A year ago, Lockyer sued the nation's three largest canned tuna companies to enforce Proposition 65, California's 1986 law requiring businesses to provide "clear and reasonable" warnings when they expose consumers to known reproductive toxins, such as mercury. The companies are Tri-Union Seafoods, maker of Chicken of the Sea; Del Monte, maker of Starkist; and Bumble Bee Seafoods, maker of Bumble Bee. The FDA letter, written by Commissioner Lester Crawford on Aug. 12, argues that the warnings Lockyer is seeking are pre-empted under federal law. Such warnings "frustrate the carefully considered federal approach to advising consumers of both the benefits and possible risks of eating fish and shellfish," Crawford's letter says.

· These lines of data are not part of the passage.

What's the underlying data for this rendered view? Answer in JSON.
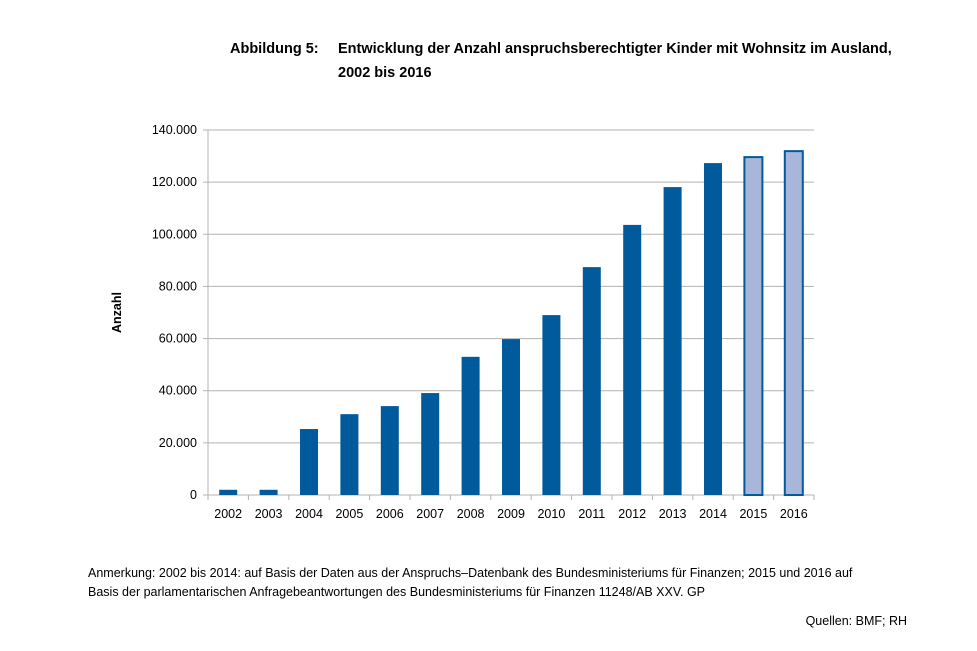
{
  "figure_label": "Abbildung 5:",
  "title_line1": "Entwicklung der Anzahl anspruchsberechtigter Kinder mit Wohnsitz im Ausland,",
  "title_line2": "2002 bis 2016",
  "note_line1": "Anmerkung: 2002 bis 2014: auf Basis der Daten aus der Anspruchs–Datenbank des Bundesministeriums für Finanzen; 2015 und 2016 auf",
  "note_line2": "Basis der parlamentarischen Anfragebeantwortungen des Bundesministeriums für Finanzen 11248/AB XXV. GP",
  "sources": "Quellen: BMF; RH",
  "chart_data": {
    "type": "bar",
    "title": "Entwicklung der Anzahl anspruchsberechtigter Kinder mit Wohnsitz im Ausland, 2002 bis 2016",
    "xlabel": "",
    "ylabel": "Anzahl",
    "categories": [
      "2002",
      "2003",
      "2004",
      "2005",
      "2006",
      "2007",
      "2008",
      "2009",
      "2010",
      "2011",
      "2012",
      "2013",
      "2014",
      "2015",
      "2016"
    ],
    "values": [
      2000,
      2000,
      25300,
      31000,
      34100,
      39100,
      53000,
      59800,
      69000,
      87400,
      103600,
      118100,
      127300,
      129600,
      131900
    ],
    "ylim": [
      0,
      140000
    ],
    "yticks": [
      0,
      20000,
      40000,
      60000,
      80000,
      100000,
      120000,
      140000
    ],
    "ytick_labels": [
      "0",
      "20.000",
      "40.000",
      "60.000",
      "80.000",
      "100.000",
      "120.000",
      "140.000"
    ],
    "grid": true,
    "colors": {
      "primary": "#005a9c",
      "highlight_fill": "#a7b6d9",
      "highlight_stroke": "#005a9c",
      "grid": "#b3b3b3"
    },
    "highlighted_categories": [
      "2015",
      "2016"
    ]
  }
}
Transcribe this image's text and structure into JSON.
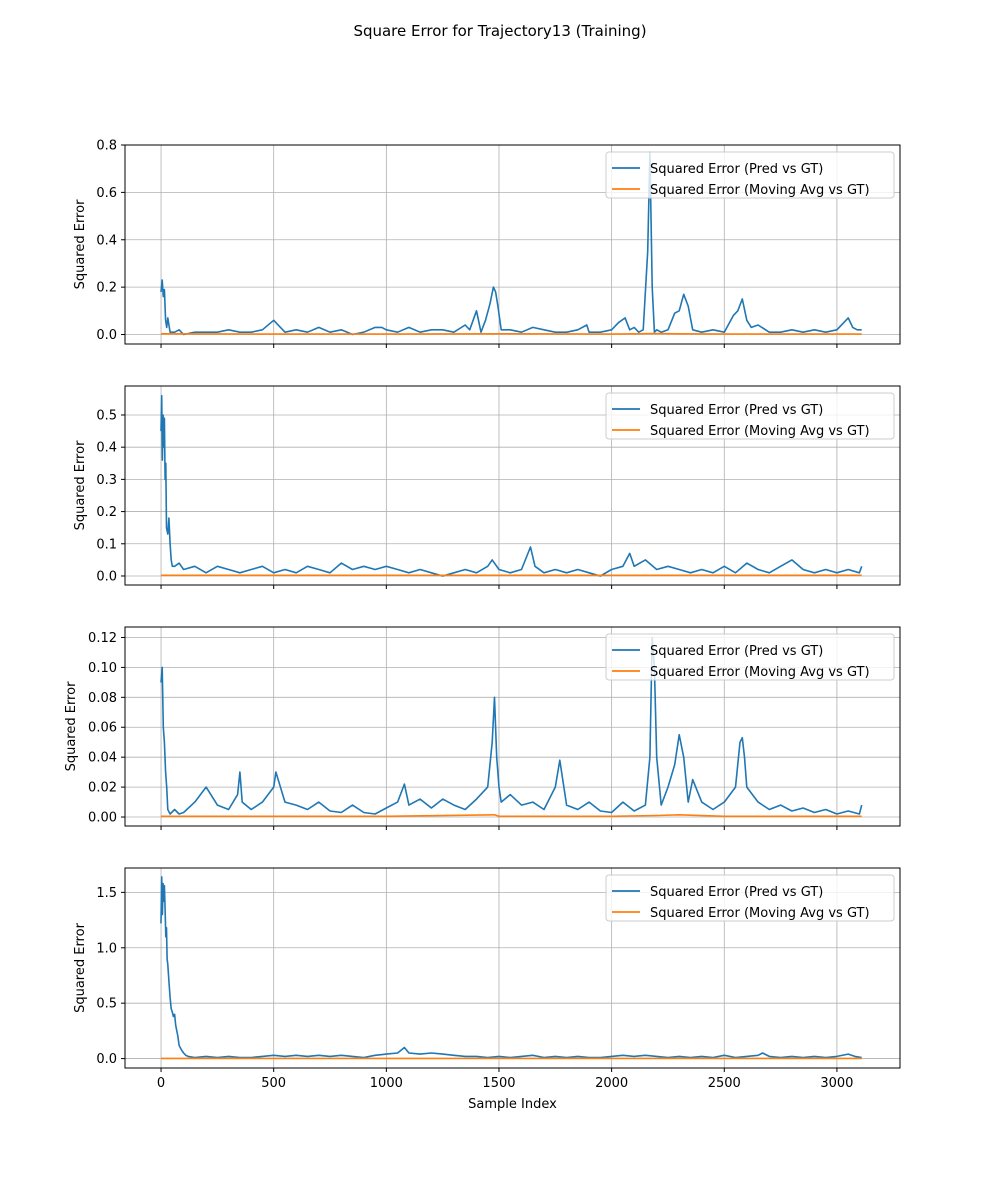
{
  "figure": {
    "title": "Square Error for Trajectory13 (Training)"
  },
  "colors": {
    "series_pred": "#1f77b4",
    "series_movavg": "#ff7f0e",
    "grid": "#b0b0b0",
    "axis": "#000000",
    "background": "#ffffff"
  },
  "chart_data": [
    {
      "type": "line",
      "title": "",
      "xlabel": "",
      "ylabel": "Squared Error",
      "xlim": [
        -160,
        3280
      ],
      "ylim": [
        -0.04,
        0.8
      ],
      "xticks": [
        0,
        500,
        1000,
        1500,
        2000,
        2500,
        3000
      ],
      "xtick_labels_visible": false,
      "yticks": [
        0.0,
        0.2,
        0.4,
        0.6,
        0.8
      ],
      "ytick_labels": [
        "0.0",
        "0.2",
        "0.4",
        "0.6",
        "0.8"
      ],
      "grid": true,
      "legend": "top-right",
      "series": [
        {
          "name": "Squared Error (Pred vs GT)",
          "x": [
            0,
            5,
            10,
            15,
            20,
            25,
            30,
            40,
            60,
            80,
            100,
            150,
            200,
            250,
            300,
            350,
            400,
            450,
            500,
            550,
            600,
            650,
            700,
            750,
            800,
            850,
            900,
            950,
            980,
            1000,
            1050,
            1100,
            1150,
            1200,
            1250,
            1300,
            1350,
            1370,
            1400,
            1420,
            1440,
            1460,
            1475,
            1485,
            1495,
            1510,
            1550,
            1600,
            1650,
            1700,
            1750,
            1800,
            1850,
            1890,
            1900,
            1950,
            2000,
            2030,
            2060,
            2080,
            2100,
            2120,
            2140,
            2160,
            2170,
            2180,
            2190,
            2200,
            2220,
            2250,
            2280,
            2300,
            2320,
            2340,
            2360,
            2400,
            2450,
            2500,
            2540,
            2560,
            2580,
            2600,
            2620,
            2650,
            2700,
            2750,
            2800,
            2850,
            2900,
            2950,
            3000,
            3050,
            3070,
            3090,
            3110
          ],
          "y": [
            0.18,
            0.23,
            0.16,
            0.19,
            0.06,
            0.03,
            0.07,
            0.01,
            0.01,
            0.02,
            0.0,
            0.01,
            0.01,
            0.01,
            0.02,
            0.01,
            0.01,
            0.02,
            0.06,
            0.01,
            0.02,
            0.01,
            0.03,
            0.01,
            0.02,
            0.0,
            0.01,
            0.03,
            0.03,
            0.02,
            0.01,
            0.03,
            0.01,
            0.02,
            0.02,
            0.01,
            0.04,
            0.02,
            0.1,
            0.01,
            0.06,
            0.13,
            0.2,
            0.18,
            0.12,
            0.02,
            0.02,
            0.01,
            0.03,
            0.02,
            0.01,
            0.01,
            0.02,
            0.04,
            0.01,
            0.01,
            0.02,
            0.05,
            0.07,
            0.02,
            0.03,
            0.01,
            0.02,
            0.35,
            0.77,
            0.2,
            0.01,
            0.02,
            0.01,
            0.02,
            0.09,
            0.1,
            0.17,
            0.12,
            0.02,
            0.01,
            0.02,
            0.01,
            0.08,
            0.1,
            0.15,
            0.06,
            0.03,
            0.04,
            0.01,
            0.01,
            0.02,
            0.01,
            0.02,
            0.01,
            0.02,
            0.07,
            0.03,
            0.02,
            0.02
          ]
        },
        {
          "name": "Squared Error (Moving Avg vs GT)",
          "x": [
            0,
            500,
            1000,
            1500,
            2000,
            2200,
            2300,
            2500,
            3000,
            3110
          ],
          "y": [
            0.003,
            0.002,
            0.002,
            0.003,
            0.002,
            0.004,
            0.003,
            0.002,
            0.002,
            0.002
          ]
        }
      ]
    },
    {
      "type": "line",
      "title": "",
      "xlabel": "",
      "ylabel": "Squared Error",
      "xlim": [
        -160,
        3280
      ],
      "ylim": [
        -0.028,
        0.59
      ],
      "xticks": [
        0,
        500,
        1000,
        1500,
        2000,
        2500,
        3000
      ],
      "xtick_labels_visible": false,
      "yticks": [
        0.0,
        0.1,
        0.2,
        0.3,
        0.4,
        0.5
      ],
      "ytick_labels": [
        "0.0",
        "0.1",
        "0.2",
        "0.3",
        "0.4",
        "0.5"
      ],
      "grid": true,
      "legend": "top-right",
      "series": [
        {
          "name": "Squared Error (Pred vs GT)",
          "x": [
            0,
            3,
            6,
            9,
            12,
            15,
            18,
            21,
            24,
            30,
            35,
            40,
            45,
            50,
            60,
            80,
            100,
            150,
            200,
            250,
            300,
            350,
            400,
            450,
            500,
            550,
            600,
            650,
            700,
            750,
            800,
            850,
            900,
            950,
            1000,
            1050,
            1100,
            1150,
            1200,
            1250,
            1300,
            1350,
            1400,
            1450,
            1470,
            1500,
            1550,
            1600,
            1640,
            1660,
            1700,
            1750,
            1800,
            1850,
            1900,
            1950,
            2000,
            2050,
            2080,
            2100,
            2150,
            2200,
            2250,
            2300,
            2350,
            2400,
            2450,
            2500,
            2550,
            2600,
            2650,
            2700,
            2750,
            2800,
            2850,
            2900,
            2950,
            3000,
            3050,
            3100,
            3110
          ],
          "y": [
            0.45,
            0.56,
            0.36,
            0.5,
            0.4,
            0.49,
            0.3,
            0.35,
            0.15,
            0.13,
            0.18,
            0.1,
            0.05,
            0.03,
            0.03,
            0.04,
            0.02,
            0.03,
            0.01,
            0.03,
            0.02,
            0.01,
            0.02,
            0.03,
            0.01,
            0.02,
            0.01,
            0.03,
            0.02,
            0.01,
            0.04,
            0.02,
            0.03,
            0.02,
            0.03,
            0.02,
            0.01,
            0.02,
            0.01,
            0.0,
            0.01,
            0.02,
            0.01,
            0.03,
            0.05,
            0.02,
            0.01,
            0.02,
            0.09,
            0.03,
            0.01,
            0.02,
            0.01,
            0.02,
            0.01,
            0.0,
            0.02,
            0.03,
            0.07,
            0.03,
            0.05,
            0.02,
            0.03,
            0.02,
            0.01,
            0.02,
            0.01,
            0.03,
            0.01,
            0.04,
            0.02,
            0.01,
            0.03,
            0.05,
            0.02,
            0.01,
            0.02,
            0.01,
            0.02,
            0.01,
            0.03
          ]
        },
        {
          "name": "Squared Error (Moving Avg vs GT)",
          "x": [
            0,
            500,
            1000,
            1500,
            2000,
            2500,
            3000,
            3110
          ],
          "y": [
            0.002,
            0.002,
            0.002,
            0.002,
            0.002,
            0.002,
            0.002,
            0.002
          ]
        }
      ]
    },
    {
      "type": "line",
      "title": "",
      "xlabel": "",
      "ylabel": "Squared Error",
      "xlim": [
        -160,
        3280
      ],
      "ylim": [
        -0.006,
        0.127
      ],
      "xticks": [
        0,
        500,
        1000,
        1500,
        2000,
        2500,
        3000
      ],
      "xtick_labels_visible": false,
      "yticks": [
        0.0,
        0.02,
        0.04,
        0.06,
        0.08,
        0.1,
        0.12
      ],
      "ytick_labels": [
        "0.00",
        "0.02",
        "0.04",
        "0.06",
        "0.08",
        "0.10",
        "0.12"
      ],
      "grid": true,
      "legend": "top-right",
      "series": [
        {
          "name": "Squared Error (Pred vs GT)",
          "x": [
            0,
            5,
            10,
            15,
            20,
            25,
            30,
            40,
            60,
            80,
            100,
            150,
            200,
            250,
            300,
            340,
            350,
            360,
            400,
            450,
            500,
            510,
            550,
            600,
            650,
            700,
            750,
            800,
            850,
            900,
            950,
            1000,
            1050,
            1080,
            1100,
            1150,
            1200,
            1250,
            1300,
            1350,
            1400,
            1450,
            1470,
            1480,
            1490,
            1500,
            1510,
            1550,
            1600,
            1650,
            1700,
            1750,
            1770,
            1800,
            1850,
            1900,
            1950,
            2000,
            2050,
            2100,
            2150,
            2170,
            2180,
            2190,
            2200,
            2220,
            2250,
            2280,
            2300,
            2320,
            2340,
            2360,
            2400,
            2450,
            2500,
            2550,
            2570,
            2580,
            2590,
            2600,
            2650,
            2700,
            2750,
            2800,
            2850,
            2900,
            2950,
            3000,
            3050,
            3100,
            3110
          ],
          "y": [
            0.09,
            0.1,
            0.06,
            0.05,
            0.03,
            0.02,
            0.005,
            0.002,
            0.005,
            0.002,
            0.003,
            0.01,
            0.02,
            0.008,
            0.005,
            0.015,
            0.03,
            0.01,
            0.005,
            0.01,
            0.02,
            0.03,
            0.01,
            0.008,
            0.005,
            0.01,
            0.004,
            0.003,
            0.008,
            0.003,
            0.002,
            0.006,
            0.01,
            0.022,
            0.008,
            0.012,
            0.006,
            0.012,
            0.008,
            0.005,
            0.012,
            0.02,
            0.05,
            0.08,
            0.04,
            0.02,
            0.01,
            0.015,
            0.008,
            0.01,
            0.005,
            0.02,
            0.038,
            0.008,
            0.005,
            0.01,
            0.004,
            0.003,
            0.01,
            0.004,
            0.008,
            0.04,
            0.12,
            0.1,
            0.04,
            0.008,
            0.02,
            0.035,
            0.055,
            0.04,
            0.01,
            0.025,
            0.01,
            0.005,
            0.01,
            0.02,
            0.05,
            0.053,
            0.04,
            0.02,
            0.01,
            0.005,
            0.008,
            0.004,
            0.006,
            0.003,
            0.005,
            0.002,
            0.004,
            0.002,
            0.008
          ]
        },
        {
          "name": "Squared Error (Moving Avg vs GT)",
          "x": [
            0,
            500,
            1000,
            1480,
            1500,
            2000,
            2200,
            2300,
            2500,
            3000,
            3110
          ],
          "y": [
            0.0005,
            0.0005,
            0.0005,
            0.0015,
            0.0005,
            0.0005,
            0.001,
            0.0015,
            0.0005,
            0.0005,
            0.0005
          ]
        }
      ]
    },
    {
      "type": "line",
      "title": "",
      "xlabel": "Sample Index",
      "ylabel": "Squared Error",
      "xlim": [
        -160,
        3280
      ],
      "ylim": [
        -0.085,
        1.72
      ],
      "xticks": [
        0,
        500,
        1000,
        1500,
        2000,
        2500,
        3000
      ],
      "xtick_labels": [
        "0",
        "500",
        "1000",
        "1500",
        "2000",
        "2500",
        "3000"
      ],
      "xtick_labels_visible": true,
      "yticks": [
        0.0,
        0.5,
        1.0,
        1.5
      ],
      "ytick_labels": [
        "0.0",
        "0.5",
        "1.0",
        "1.5"
      ],
      "grid": true,
      "legend": "top-right",
      "series": [
        {
          "name": "Squared Error (Pred vs GT)",
          "x": [
            0,
            3,
            6,
            9,
            12,
            15,
            18,
            21,
            24,
            27,
            30,
            35,
            40,
            45,
            50,
            55,
            60,
            65,
            70,
            75,
            80,
            90,
            100,
            110,
            120,
            150,
            200,
            250,
            300,
            350,
            400,
            450,
            500,
            550,
            600,
            650,
            700,
            750,
            800,
            850,
            900,
            950,
            1000,
            1050,
            1080,
            1100,
            1150,
            1200,
            1250,
            1300,
            1350,
            1400,
            1450,
            1500,
            1550,
            1600,
            1650,
            1700,
            1750,
            1800,
            1850,
            1900,
            1950,
            2000,
            2050,
            2100,
            2150,
            2200,
            2250,
            2300,
            2350,
            2400,
            2450,
            2500,
            2550,
            2600,
            2650,
            2670,
            2700,
            2750,
            2800,
            2850,
            2900,
            2950,
            3000,
            3050,
            3080,
            3110
          ],
          "y": [
            1.22,
            1.64,
            1.3,
            1.58,
            1.42,
            1.56,
            1.35,
            1.1,
            1.18,
            0.9,
            0.85,
            0.7,
            0.55,
            0.45,
            0.42,
            0.38,
            0.4,
            0.3,
            0.25,
            0.2,
            0.12,
            0.08,
            0.05,
            0.03,
            0.02,
            0.01,
            0.02,
            0.01,
            0.02,
            0.01,
            0.01,
            0.02,
            0.03,
            0.02,
            0.03,
            0.02,
            0.03,
            0.02,
            0.03,
            0.02,
            0.01,
            0.03,
            0.04,
            0.05,
            0.1,
            0.05,
            0.04,
            0.05,
            0.04,
            0.03,
            0.02,
            0.02,
            0.01,
            0.02,
            0.01,
            0.02,
            0.03,
            0.01,
            0.02,
            0.01,
            0.02,
            0.01,
            0.01,
            0.02,
            0.03,
            0.02,
            0.03,
            0.02,
            0.01,
            0.02,
            0.01,
            0.02,
            0.01,
            0.03,
            0.01,
            0.02,
            0.03,
            0.05,
            0.02,
            0.01,
            0.02,
            0.01,
            0.02,
            0.01,
            0.02,
            0.04,
            0.02,
            0.01
          ]
        },
        {
          "name": "Squared Error (Moving Avg vs GT)",
          "x": [
            0,
            500,
            1000,
            1500,
            2000,
            2500,
            3000,
            3110
          ],
          "y": [
            0.002,
            0.002,
            0.002,
            0.002,
            0.002,
            0.002,
            0.002,
            0.002
          ]
        }
      ]
    }
  ]
}
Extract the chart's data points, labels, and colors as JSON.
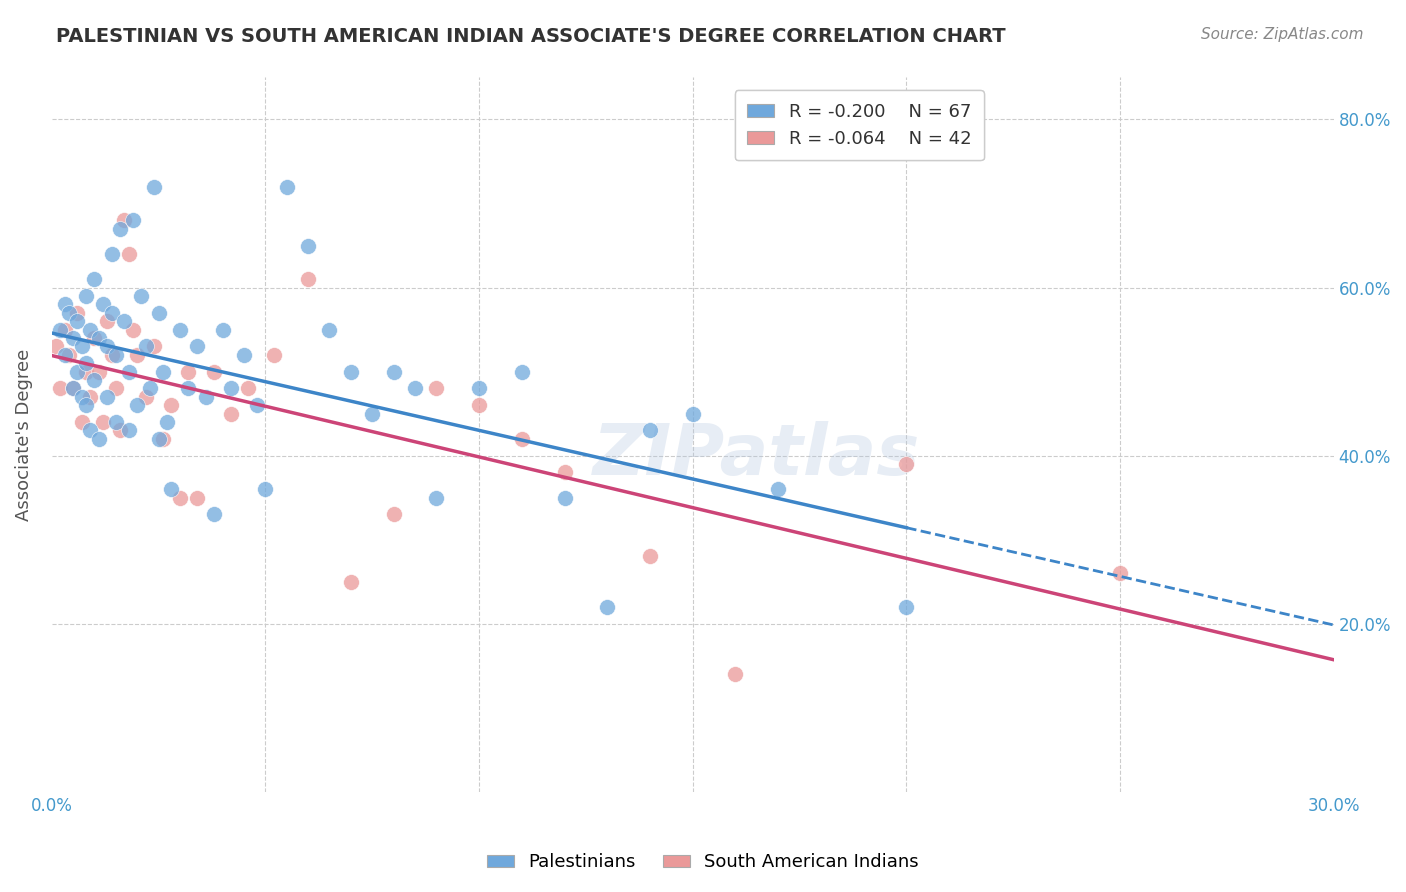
{
  "title": "PALESTINIAN VS SOUTH AMERICAN INDIAN ASSOCIATE'S DEGREE CORRELATION CHART",
  "source": "Source: ZipAtlas.com",
  "ylabel": "Associate's Degree",
  "xlim": [
    0.0,
    0.3
  ],
  "ylim": [
    0.0,
    0.85
  ],
  "legend_r1": "R = -0.200",
  "legend_n1": "N = 67",
  "legend_r2": "R = -0.064",
  "legend_n2": "N = 42",
  "blue_color": "#6fa8dc",
  "pink_color": "#ea9999",
  "blue_line_color": "#3d85c8",
  "pink_line_color": "#cc4477",
  "grid_color": "#cccccc",
  "background_color": "#ffffff",
  "watermark": "ZIPatlas",
  "palestinians_x": [
    0.002,
    0.003,
    0.003,
    0.004,
    0.005,
    0.005,
    0.006,
    0.006,
    0.007,
    0.007,
    0.008,
    0.008,
    0.008,
    0.009,
    0.009,
    0.01,
    0.01,
    0.011,
    0.011,
    0.012,
    0.013,
    0.013,
    0.014,
    0.014,
    0.015,
    0.015,
    0.016,
    0.017,
    0.018,
    0.018,
    0.019,
    0.02,
    0.021,
    0.022,
    0.023,
    0.024,
    0.025,
    0.025,
    0.026,
    0.027,
    0.028,
    0.03,
    0.032,
    0.034,
    0.036,
    0.038,
    0.04,
    0.042,
    0.045,
    0.048,
    0.05,
    0.055,
    0.06,
    0.065,
    0.07,
    0.075,
    0.08,
    0.085,
    0.09,
    0.1,
    0.11,
    0.12,
    0.13,
    0.14,
    0.15,
    0.17,
    0.2
  ],
  "palestinians_y": [
    0.55,
    0.58,
    0.52,
    0.57,
    0.54,
    0.48,
    0.56,
    0.5,
    0.53,
    0.47,
    0.59,
    0.51,
    0.46,
    0.55,
    0.43,
    0.61,
    0.49,
    0.54,
    0.42,
    0.58,
    0.53,
    0.47,
    0.64,
    0.57,
    0.52,
    0.44,
    0.67,
    0.56,
    0.5,
    0.43,
    0.68,
    0.46,
    0.59,
    0.53,
    0.48,
    0.72,
    0.57,
    0.42,
    0.5,
    0.44,
    0.36,
    0.55,
    0.48,
    0.53,
    0.47,
    0.33,
    0.55,
    0.48,
    0.52,
    0.46,
    0.36,
    0.72,
    0.65,
    0.55,
    0.5,
    0.45,
    0.5,
    0.48,
    0.35,
    0.48,
    0.5,
    0.35,
    0.22,
    0.43,
    0.45,
    0.36,
    0.22
  ],
  "south_american_x": [
    0.001,
    0.002,
    0.003,
    0.004,
    0.005,
    0.006,
    0.007,
    0.008,
    0.009,
    0.01,
    0.011,
    0.012,
    0.013,
    0.014,
    0.015,
    0.016,
    0.017,
    0.018,
    0.019,
    0.02,
    0.022,
    0.024,
    0.026,
    0.028,
    0.03,
    0.032,
    0.034,
    0.038,
    0.042,
    0.046,
    0.052,
    0.06,
    0.07,
    0.08,
    0.09,
    0.1,
    0.11,
    0.12,
    0.14,
    0.16,
    0.2,
    0.25
  ],
  "south_american_y": [
    0.53,
    0.48,
    0.55,
    0.52,
    0.48,
    0.57,
    0.44,
    0.5,
    0.47,
    0.54,
    0.5,
    0.44,
    0.56,
    0.52,
    0.48,
    0.43,
    0.68,
    0.64,
    0.55,
    0.52,
    0.47,
    0.53,
    0.42,
    0.46,
    0.35,
    0.5,
    0.35,
    0.5,
    0.45,
    0.48,
    0.52,
    0.61,
    0.25,
    0.33,
    0.48,
    0.46,
    0.42,
    0.38,
    0.28,
    0.14,
    0.39,
    0.26
  ]
}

The letter says the FDA has determined that the best way to warn consumers about health risks is with advisories, targeted to particular audiences, delivered by doctors or specific media outlets. General warning labels can overexpose consumers to warnings, or scare the wrong audience away from food they should be eating, the letter says. Dresslar said many people never see FDA advisories, and providing a posted warning in a supermarket or a label on a can would inform many more people about potential reproductive problems from mercury.